Seasonal variation and environmental regulation mechanisms of energy fluxes and energy allocation in dune and meadow ecosystems

Abstract

Surface energy exchange at the canopy-atmosphere interface exerts a substantial influence on microclimate, hydrological cycles, and geochemical processes. This study analyzes eddy covariance data from two observation stations in the Horqin Sandy Land for a period of 10 years (2013–2022) to investigate the temporal patterns and environmental regulatory mechanisms of energy fluxes and their allocation in the dune (A4) and meadow (C4) ecosystems.
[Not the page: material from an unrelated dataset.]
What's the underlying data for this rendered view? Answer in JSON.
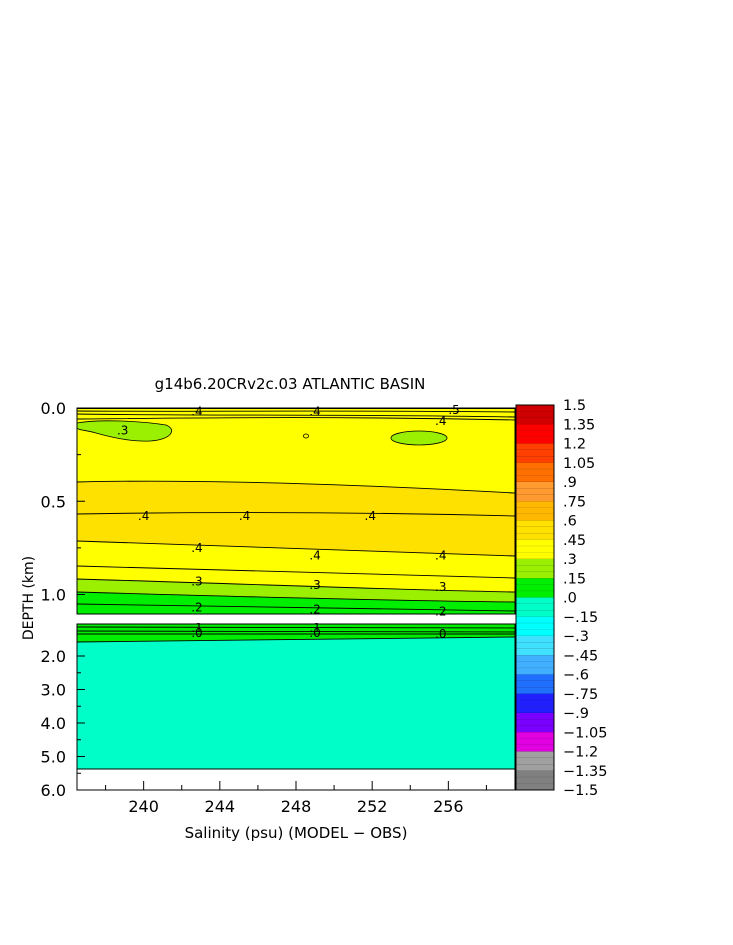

The findings reveal that net radiation (Rn), latent heat flux (LE), sensible heat flux (H), and ground heat flux (G) in different ecosystems exhibit a unimodal distribution. Both Rn and LE reach their maximum during the mid-vigorous growth phase, whereas G peaks at the onset of the growth period. At the A4 site, H peaks in the early vigorous growth phase, while at the C4 site, H peaks in the late vigorous growth phase. From the dune to the meadow ecosystem, the peak values of LE and Rn increase, and the dominant period of LE extends. Consequently, LE becomes the main component of energy fluxes within the meadow ecosystem. Climate and vegetation factors jointly regulate the temporal variation of energy fluxes and their allocation. From the dune to the meadow ecosystem, the influence of canopy conductance (gc) becomes more pronounced. This study highlights the importance of vegetation, particularly the significance of physiological control in determining the seasonal patterns of energy fluxes and allocation in water-limited arid and semi-arid ecosystems. Moreover, the observed sensitivity of energy allocation to vegetation changes suggests that, under future climate scenarios, attention should be given to the response of ecosystem energy transfer to greening trends in arid and semi-arid regions.